El colectivo de artistas liderado por los hermanos Octavio y Andrea Gana, denuncia que sus integrantes han sido víctimas de amenazas, amedrentamiento, hackeo y censura. “Tememos por nuestra integridad física y solicitamos el apoyo de la comunidad cultural y de todos aquellos quienes comparten los valores democráticos y el respeto a los derechos humanos”, señalan en un comunicado publicado en sus redes sociales en el que definen su trabajo como una forma de “expresar creativamente, de manera pacífica y silenciosa, una sensibilidad universal sólo utilizando la luz”.

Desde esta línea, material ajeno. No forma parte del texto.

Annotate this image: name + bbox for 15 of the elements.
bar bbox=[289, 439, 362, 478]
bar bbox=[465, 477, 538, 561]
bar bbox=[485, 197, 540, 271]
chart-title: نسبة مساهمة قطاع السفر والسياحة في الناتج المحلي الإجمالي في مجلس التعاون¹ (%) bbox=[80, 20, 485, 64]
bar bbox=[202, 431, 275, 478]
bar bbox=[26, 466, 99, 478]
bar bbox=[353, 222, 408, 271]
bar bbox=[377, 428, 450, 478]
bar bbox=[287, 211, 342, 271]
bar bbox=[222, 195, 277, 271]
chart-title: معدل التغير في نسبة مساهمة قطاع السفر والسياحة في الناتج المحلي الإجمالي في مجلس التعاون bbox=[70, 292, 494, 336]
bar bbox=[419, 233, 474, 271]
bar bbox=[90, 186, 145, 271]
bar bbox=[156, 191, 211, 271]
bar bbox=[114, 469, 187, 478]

El hackeo de su cuenta de Instagram; emails, mensajes personales, ataques e insultos a través de redes sociales e incluso cuentas privadas; amenazas de consecuencias si continuaban con su arte; y las acusaciones del diputado de Renovación Nacional, Diego Schalper, que los calificó como “miserables” y de obedecer a una “ideología y agenda política, violencia incluida”. A todo ello se suma la censura del martes 19 de mayo, cuando realizaban una proyección con la palabra ‘Humanidad’ y aparecieron focos blancos “desde un camión especialmente habilitado y protegido por Carabineros” que hicieron ilegible el mensaje.

Fotos: Delight Lab en Instagram

“No tenemos ninguna afiliación política, trabajamos autónomamente desde el arte y es desde nuestro rol de ciudadanos-artistas que hemos realizado una serie de intervenciones lumínicas, muchas de las cuales han sido ampliamente difundidas por los medios de comunicación y las redes, sobre todo las realizadas sobre la fachada del edificio de la Telefónica en los últimos meses”, agregan sobre su protagonismo durante el estallido social con imágenes que recorrieron el mundo con las proyecciones de ‘Dignidad’ y ‘No estamos en guerra’, entre muchos otros mensajes.

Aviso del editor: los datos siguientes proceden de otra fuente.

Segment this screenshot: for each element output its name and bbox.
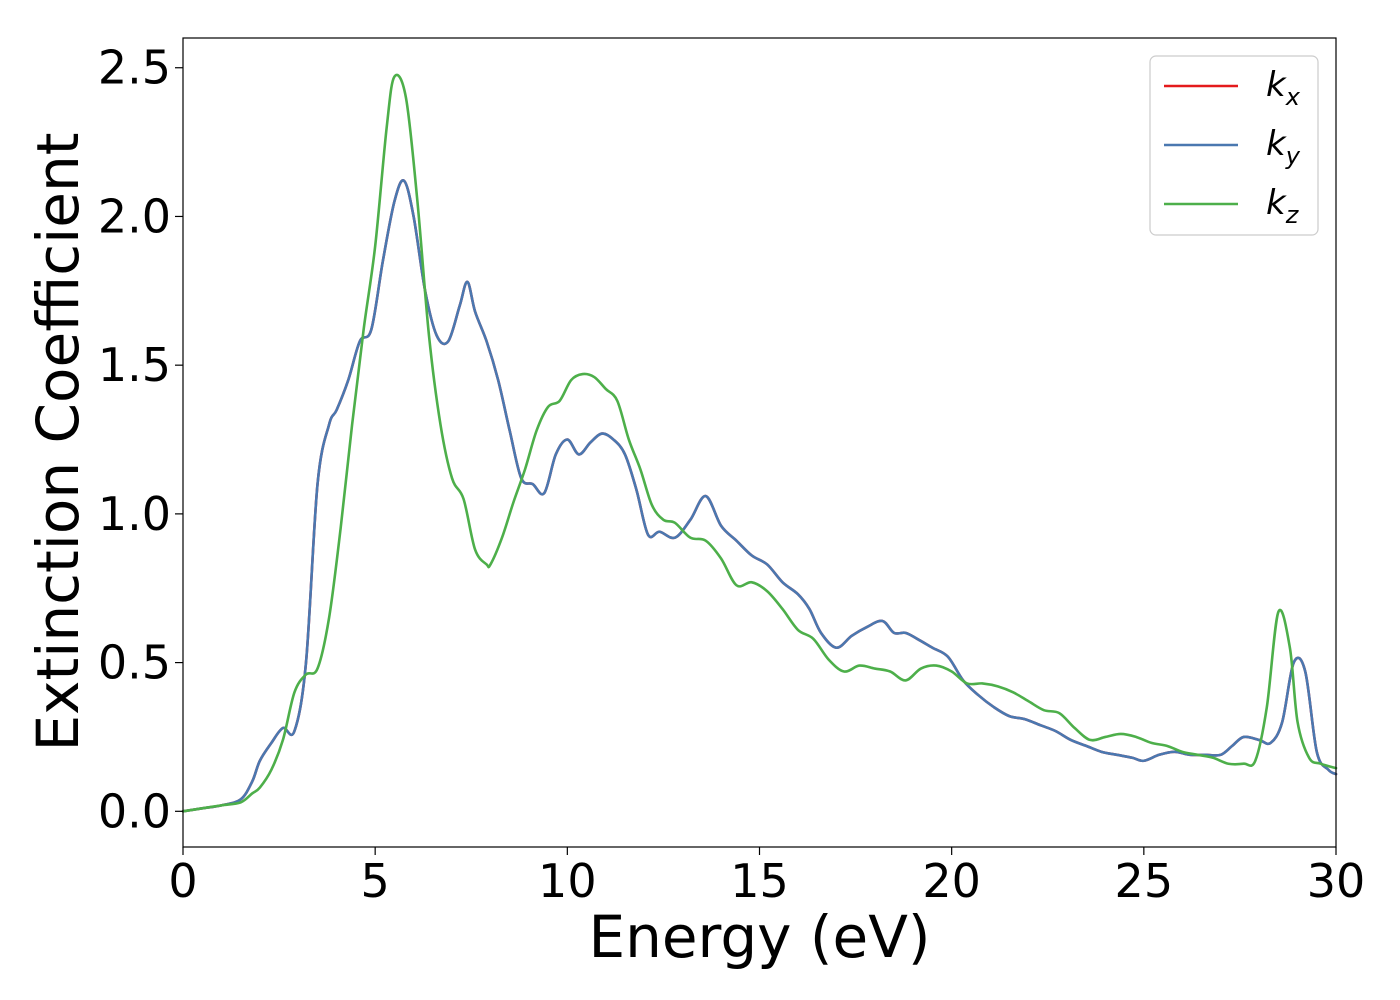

Más de 11 años trabajando en la cultura y las artes, con el video mapping ‘Luces de la memoria’ en la Usach o proyectos como el KÜZEFEST: primer Festival de Luz de Santiago, y haciendo visibles con su trabajo problemáticas e injusticias sociales y políticas, como el asesinato de Camilo Catrillanca a manos de Carabineros con una proyección en Plaza Italia acompañada de un poema de Raúl Zurita, o la contaminación del parque industrial de Puchuncaví con la frase ‘Zona de sacrificio’ en la chimenea de la termoeléctrica de Ventanas.

Delight Lab anunció la presentación de un recurso de protección, finalizando su comunicado “como artistas, avalados por toda nuestra conocida trayectoria, lo que menos podemos pedir es que la autoridad cumpla con protegernos y lo que pacíficamente hacemos, sancione a los responsables y aclare estos hechos sean aclarados a la brevedad”.